Eddy Current Testing (ET) is a versatile NDT method that can be used to detect (near) surface defects in conductive materials without removing the coating. An electromagnetic inductor is used to generate a magnetic field. When this field is introduced in the surface of the test piece, it generates so called "eddy currents" in the material. These currents generate their own magnetic field which resists the initial field created by the inductor. When a discontinuity disturbs the eddy currents, this can be registered by measuring the resulting change in impedance of the coil.

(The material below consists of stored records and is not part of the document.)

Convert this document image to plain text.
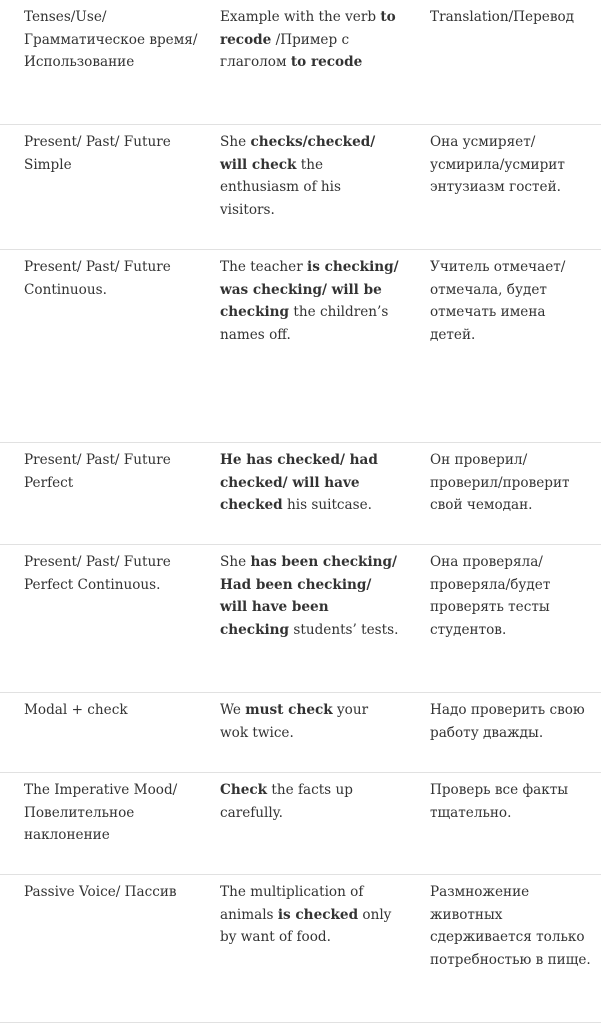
Tenses/Use/ Грамматическое время/ Использование
Example with the verb to recode /Пример с глаголом to recode
Translation/Перевод
Present/ Past/ Future Simple
She checks/checked/ will check the enthusiasm of his visitors.
Она усмиряет/ усмирила/усмирит энтузиазм гостей.
Present/ Past/ Future Continuous.
The teacher is checking/ was checking/ will be checking the children’s names off.
Учитель отмечает/ отмечала, будет отмечать имена детей.
Present/ Past/ Future Perfect
He has checked/ had checked/ will have checked his suitcase.
Он проверил/ проверил/проверит свой чемодан.
Present/ Past/ Future Perfect Continuous.
She has been checking/ Had been checking/ will have been checking students’ tests.
Она проверяла/ проверяла/будет проверять тесты студентов.
Modal + check	We must check your wok twice.
Надо проверить свою работу дважды.
The Imperative Mood/Повелительное наклонение
Check the facts up carefully.
Проверь все факты тщательно.
Passive Voice/ Пассив	The multiplication of animals is checked only by want of food.
Размножение животных сдерживается только потребностью в пище.
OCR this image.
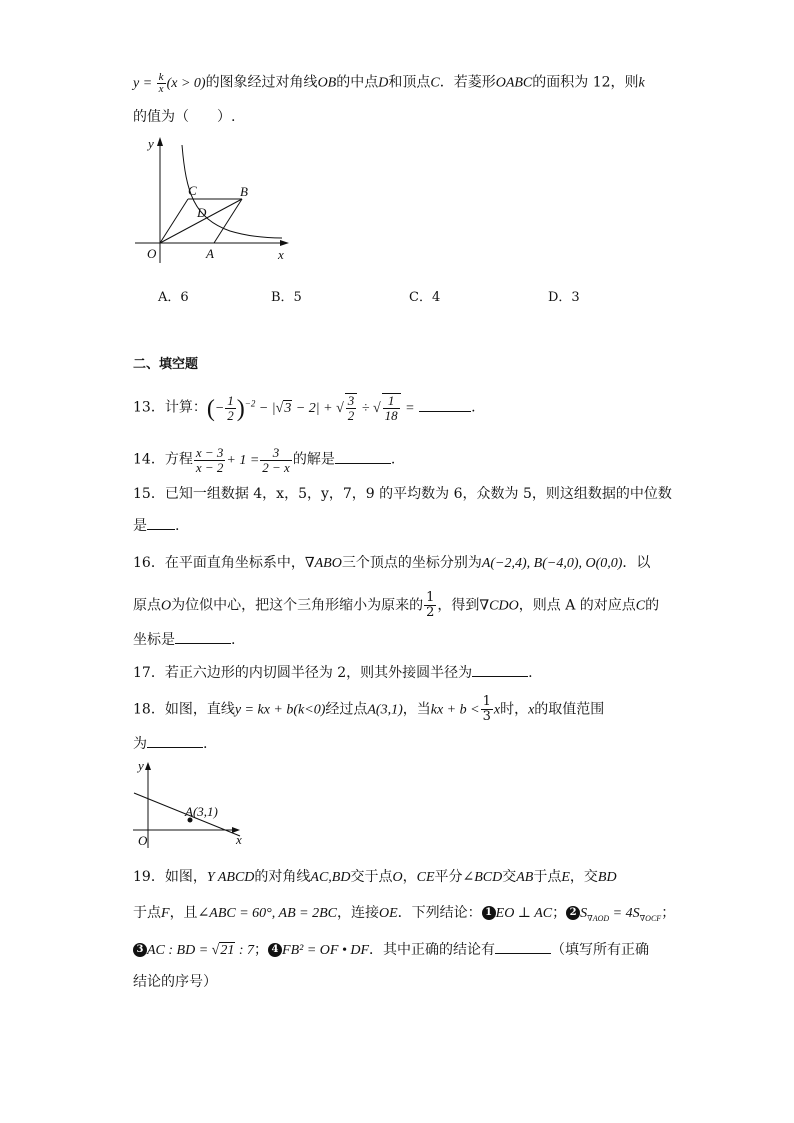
$y = \frac{k}{x} (x > 0)$的图象经过对角线OB的中点D和顶点C．若菱形OABC的面积为 12，则k
的值为（　　）.
y
x
O	A
B
C
D
A．6	B．5	C．4	D．3
二、填空题
13．计算：(− $\frac{1}{2} )^{-2} - |√3 - 2|$ + √ $\frac{3}{2}$ ÷ √ $\frac{1}{18}$ =	.
14．方程 $\frac{x - 3}{x - 2} + 1 = \frac{3}{2 - x}$ 的解是	.
15．已知一组数据 4，x，5，y，7，9 的平均数为 6，众数为 5，则这组数据的中位数
是 .
16．在平面直角坐标系中，∇ABO三个顶点的坐标分别为A(−2,4), B(−4,0), O(0,0)．以
原点O为位似中心，把这个三角形缩小为原来的 $\frac{1}{2}$ ，得到∇CDO，则点 A 的对应点C的
坐标是	.
17．若正六边形的内切圆半径为 2，则其外接圆半径为	.
18．如图，直线y = kx + b(k<0)经过点A(3,1)，当kx + $b < \frac{1}{3}$ x时，x的取值范围
为	.
y
x
O
A(3,1)
19．如图，Y ABCD的对角线AC,BD交于点O，CE平分∠BCD交AB于点E，交BD
于点F，且∠ABC = 60°, AB = 2BC，连接OE．下列结论： 1 EO ⊥ AC； 2 $S_{\nabla AOD} = 4S_{\nabla OCF}$；
3 AC : BD = √21 : 7； 4 FB² = OF • DF．其中正确的结论有	（填写所有正确
结论的序号）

Besides detecting defects in the (near) surface, ET inspections can also be applied for material and coating thickness measurements, material identification and heat treatment monitoring.
No need to remove coating
Can be used to detect small cracks and other defects
Suitable for detecting surface and near surface defects
Immediate results on screen
Portable inspection equipment
Also suitable for coating thickness measurements, material identification and heat treatment monitoring
No significant surface preparation required
No need for couplant liquid or gel
Can be used to inspect objects with complex geometry
Can only be applied on conductive materials
Higher skill and training level required than with other techniques
Surface finish and roughness can cause false indications
Reference standards required for setup of the system
Limited depth penetration
Discontinuities that lie parallel to the probe coil winding and probe scan direction are undetectable
Unlike Magnetic Particle Inspection, Eddy Current Testing (ET) only measures disruptions in the conductivity of the material caused by defects. Since the created magnetic fields penetrate the coating layer, there usually is no need to remove the coating.